気温は高いのに、じめじめとして汗をかきにくい芒種(ぼうしゅ)。
からだの水分代謝がうまくいかず、肌などのトラブルが気になる時期です。
また、汗をかかず毛穴が閉じているため、からだの熱が内にこもりがちに。そこから生じる不調が風邪や口内炎、さらに内部の肺や消化器にまで影響することが気になります。発汗と自律神経のはたらきは深くつながっているので、そのバランスがくずれることで、さまざまな不調や違和感が生じると考えられています。
大切なのは、規則正しい生活やリラックスによって、自律神経をしっかりと整えること。さらに鍛える方法としては、温水と冷水を交互に浴びる「交代浴」なども挙げられます。

そんな芒種に旬を迎える食材に、梅があります。
梅雨の訪れとともに、ふっくらと実りゆく梅の実。青く未熟なものは生では食べられませんが、木から落ちるほどに完熟した実の味わいは格別。とろりとして甘い果肉が、すももや桃のようだと好まれる方もおられるとか。
ちなみに、梅酒にするなら熟す手前の青い梅、梅干しや梅酢には熟した梅を。もっと完熟した梅が手に入れば、砂糖と一緒に煮ておいしい梅ジャムにもできるそうです。

さらにもうひとつおすすめしたいのが、からだの熱を取ってくれるキュウリ。
その名のとおりウリ科の植物で、からだを冷やし、利尿の助けになることが知られています。

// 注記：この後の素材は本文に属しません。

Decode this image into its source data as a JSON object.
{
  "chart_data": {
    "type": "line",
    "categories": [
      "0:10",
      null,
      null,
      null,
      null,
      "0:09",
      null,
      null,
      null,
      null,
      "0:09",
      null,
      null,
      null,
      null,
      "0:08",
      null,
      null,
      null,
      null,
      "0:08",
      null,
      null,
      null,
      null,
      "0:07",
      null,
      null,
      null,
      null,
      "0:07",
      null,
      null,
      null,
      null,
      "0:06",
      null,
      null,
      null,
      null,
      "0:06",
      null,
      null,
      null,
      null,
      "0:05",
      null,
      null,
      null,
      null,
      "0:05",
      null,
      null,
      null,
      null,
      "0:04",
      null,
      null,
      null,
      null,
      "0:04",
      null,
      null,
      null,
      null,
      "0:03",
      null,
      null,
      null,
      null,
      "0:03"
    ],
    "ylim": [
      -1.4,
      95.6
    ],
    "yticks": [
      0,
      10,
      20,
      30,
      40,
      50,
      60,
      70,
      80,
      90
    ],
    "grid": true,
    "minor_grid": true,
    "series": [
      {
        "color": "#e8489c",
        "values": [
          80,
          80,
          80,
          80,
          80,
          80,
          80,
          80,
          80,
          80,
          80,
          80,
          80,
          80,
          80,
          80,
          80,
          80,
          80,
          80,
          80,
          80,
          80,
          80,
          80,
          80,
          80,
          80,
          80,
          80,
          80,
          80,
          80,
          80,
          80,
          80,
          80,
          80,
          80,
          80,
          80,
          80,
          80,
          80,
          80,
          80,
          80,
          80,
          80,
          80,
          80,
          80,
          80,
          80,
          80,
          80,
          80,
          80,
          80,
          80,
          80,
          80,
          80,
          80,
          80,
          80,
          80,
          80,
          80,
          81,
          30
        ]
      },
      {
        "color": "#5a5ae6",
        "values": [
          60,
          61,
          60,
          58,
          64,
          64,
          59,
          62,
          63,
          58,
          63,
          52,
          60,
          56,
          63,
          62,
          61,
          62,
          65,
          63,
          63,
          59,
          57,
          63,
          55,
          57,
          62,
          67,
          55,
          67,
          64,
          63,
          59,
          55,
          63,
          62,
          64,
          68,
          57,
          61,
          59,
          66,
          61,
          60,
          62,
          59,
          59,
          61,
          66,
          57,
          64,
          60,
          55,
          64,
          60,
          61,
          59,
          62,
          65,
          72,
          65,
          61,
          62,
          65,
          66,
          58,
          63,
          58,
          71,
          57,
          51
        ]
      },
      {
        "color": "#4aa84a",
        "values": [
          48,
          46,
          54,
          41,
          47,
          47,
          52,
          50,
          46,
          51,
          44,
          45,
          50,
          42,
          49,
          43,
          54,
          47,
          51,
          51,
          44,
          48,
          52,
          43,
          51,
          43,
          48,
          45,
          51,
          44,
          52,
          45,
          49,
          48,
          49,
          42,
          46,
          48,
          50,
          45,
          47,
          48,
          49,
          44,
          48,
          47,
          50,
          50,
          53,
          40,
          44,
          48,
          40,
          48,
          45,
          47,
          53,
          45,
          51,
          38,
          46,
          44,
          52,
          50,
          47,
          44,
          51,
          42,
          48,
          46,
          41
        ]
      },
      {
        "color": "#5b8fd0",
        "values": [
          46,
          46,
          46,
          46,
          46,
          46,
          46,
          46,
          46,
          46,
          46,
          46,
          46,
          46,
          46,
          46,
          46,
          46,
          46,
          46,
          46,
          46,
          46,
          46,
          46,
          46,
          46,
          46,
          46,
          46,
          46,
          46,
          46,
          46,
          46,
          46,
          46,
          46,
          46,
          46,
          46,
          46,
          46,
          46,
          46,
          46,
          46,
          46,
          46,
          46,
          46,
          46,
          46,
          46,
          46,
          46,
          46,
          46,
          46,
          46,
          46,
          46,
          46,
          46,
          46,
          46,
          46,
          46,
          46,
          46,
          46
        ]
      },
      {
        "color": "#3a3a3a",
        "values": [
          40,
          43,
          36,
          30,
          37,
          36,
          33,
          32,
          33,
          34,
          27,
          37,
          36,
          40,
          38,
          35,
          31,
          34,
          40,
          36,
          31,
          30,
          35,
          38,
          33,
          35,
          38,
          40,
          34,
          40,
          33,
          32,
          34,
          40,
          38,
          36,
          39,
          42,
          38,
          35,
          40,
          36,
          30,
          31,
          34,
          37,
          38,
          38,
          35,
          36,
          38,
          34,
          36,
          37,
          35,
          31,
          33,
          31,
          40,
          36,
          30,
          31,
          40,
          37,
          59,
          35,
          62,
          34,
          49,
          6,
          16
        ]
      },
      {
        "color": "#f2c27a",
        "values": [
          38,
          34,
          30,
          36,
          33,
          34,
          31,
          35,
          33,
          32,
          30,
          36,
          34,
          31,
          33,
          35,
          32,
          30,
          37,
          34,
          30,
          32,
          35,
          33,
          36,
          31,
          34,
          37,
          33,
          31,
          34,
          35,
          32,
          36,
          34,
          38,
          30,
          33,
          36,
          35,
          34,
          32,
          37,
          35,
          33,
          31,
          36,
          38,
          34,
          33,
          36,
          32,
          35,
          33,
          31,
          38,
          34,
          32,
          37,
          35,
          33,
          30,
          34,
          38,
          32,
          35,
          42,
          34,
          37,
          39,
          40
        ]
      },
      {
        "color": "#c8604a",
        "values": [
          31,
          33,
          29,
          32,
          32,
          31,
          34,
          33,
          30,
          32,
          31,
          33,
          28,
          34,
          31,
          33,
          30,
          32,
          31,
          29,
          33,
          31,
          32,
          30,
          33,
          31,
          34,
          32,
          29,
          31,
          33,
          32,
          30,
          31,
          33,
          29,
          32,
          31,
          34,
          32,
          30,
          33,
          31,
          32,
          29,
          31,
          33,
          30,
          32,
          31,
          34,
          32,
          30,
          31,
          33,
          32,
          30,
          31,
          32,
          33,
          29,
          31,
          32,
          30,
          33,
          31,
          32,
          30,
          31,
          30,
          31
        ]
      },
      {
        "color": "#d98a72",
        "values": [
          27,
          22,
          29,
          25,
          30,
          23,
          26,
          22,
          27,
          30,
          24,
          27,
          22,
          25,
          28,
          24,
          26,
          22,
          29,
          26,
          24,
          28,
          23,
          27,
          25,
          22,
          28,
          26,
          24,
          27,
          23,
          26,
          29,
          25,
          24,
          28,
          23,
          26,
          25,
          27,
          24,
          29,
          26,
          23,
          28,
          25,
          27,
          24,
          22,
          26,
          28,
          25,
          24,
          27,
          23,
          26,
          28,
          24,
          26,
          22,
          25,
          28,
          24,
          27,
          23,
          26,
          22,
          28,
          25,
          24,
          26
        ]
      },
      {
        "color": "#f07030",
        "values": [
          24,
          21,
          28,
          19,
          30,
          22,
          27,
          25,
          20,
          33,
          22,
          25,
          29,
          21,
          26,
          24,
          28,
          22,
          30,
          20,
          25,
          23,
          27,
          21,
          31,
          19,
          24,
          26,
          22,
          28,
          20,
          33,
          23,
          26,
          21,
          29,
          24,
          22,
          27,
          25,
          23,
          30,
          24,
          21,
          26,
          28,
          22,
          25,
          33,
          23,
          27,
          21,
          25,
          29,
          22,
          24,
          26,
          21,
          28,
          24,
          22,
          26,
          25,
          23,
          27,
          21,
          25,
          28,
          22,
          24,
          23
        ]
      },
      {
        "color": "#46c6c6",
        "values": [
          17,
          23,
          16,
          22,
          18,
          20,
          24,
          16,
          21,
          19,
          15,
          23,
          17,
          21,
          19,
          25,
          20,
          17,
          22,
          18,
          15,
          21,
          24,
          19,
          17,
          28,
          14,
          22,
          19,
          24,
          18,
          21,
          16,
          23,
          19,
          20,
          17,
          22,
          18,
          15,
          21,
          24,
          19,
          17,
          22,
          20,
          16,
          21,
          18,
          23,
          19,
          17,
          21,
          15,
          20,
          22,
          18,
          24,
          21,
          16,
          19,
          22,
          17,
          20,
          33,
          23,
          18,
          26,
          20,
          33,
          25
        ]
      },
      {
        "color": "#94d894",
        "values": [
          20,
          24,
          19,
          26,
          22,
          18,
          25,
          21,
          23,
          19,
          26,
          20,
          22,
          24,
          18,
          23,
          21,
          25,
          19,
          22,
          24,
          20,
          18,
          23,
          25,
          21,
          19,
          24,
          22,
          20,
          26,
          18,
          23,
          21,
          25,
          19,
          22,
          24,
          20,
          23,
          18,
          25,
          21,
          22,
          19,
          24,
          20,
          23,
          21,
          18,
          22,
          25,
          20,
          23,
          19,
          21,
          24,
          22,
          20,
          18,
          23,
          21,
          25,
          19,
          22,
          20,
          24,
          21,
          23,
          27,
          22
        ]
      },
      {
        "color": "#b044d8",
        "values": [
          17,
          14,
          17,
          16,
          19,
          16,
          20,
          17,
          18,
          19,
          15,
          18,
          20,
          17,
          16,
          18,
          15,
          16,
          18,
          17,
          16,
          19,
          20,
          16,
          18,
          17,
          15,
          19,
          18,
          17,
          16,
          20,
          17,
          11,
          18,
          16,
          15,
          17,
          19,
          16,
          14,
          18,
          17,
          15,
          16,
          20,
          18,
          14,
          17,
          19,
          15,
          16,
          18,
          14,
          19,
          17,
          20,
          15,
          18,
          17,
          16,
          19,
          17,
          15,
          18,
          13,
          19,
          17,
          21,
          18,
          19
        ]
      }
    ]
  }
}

そうしたはたらきは、体内にこもりがちな熱を冷まし、たまりやすい水分を排出したい時期にはうってつけ。
食べるだけではなく、輪切りにした「きゅうりパック」を、ほてりや炎症が気になる肌のお手入れに使う方もおられます。

ぜひ旬の恵みを活用して、内からも外からも、夏に負けないからだを整えていきましょう。

いくつものお菓子に喜び「七嘉祥」

らっきょうも、お漬物として年中見かけるものの、じつはこの頃が旬の食材。ぴりっとした独特の辛みが、気や血のめぐりにはたらくとされています。気分が落ち込みがちなときやからだの冷えが気になるとき、あるいは夏風邪を引きそうなときなど、ちょっと食卓にらっきょうを添えてみてはいかがでしょう。

ちなみに芒種には、お菓子を食べて厄除招福を願う「嘉祥(かじょう)」という行事がおこなわれます。平安時代には、神前に16個ものお菓子や餅を供えたそうですが、のちの時代になると「1+6」で「七嘉祥」と呼ばれる7種の和菓子を用意するようになりました。

甘いもので疲れた夏のからだを癒やし、厄除招福を願うという、お菓子好きにはたまらないこの行事。せっかくなのでお気に入りの和菓子を揃えて、たまには思いきり心身を甘やかすのも良いのではないでしょうか。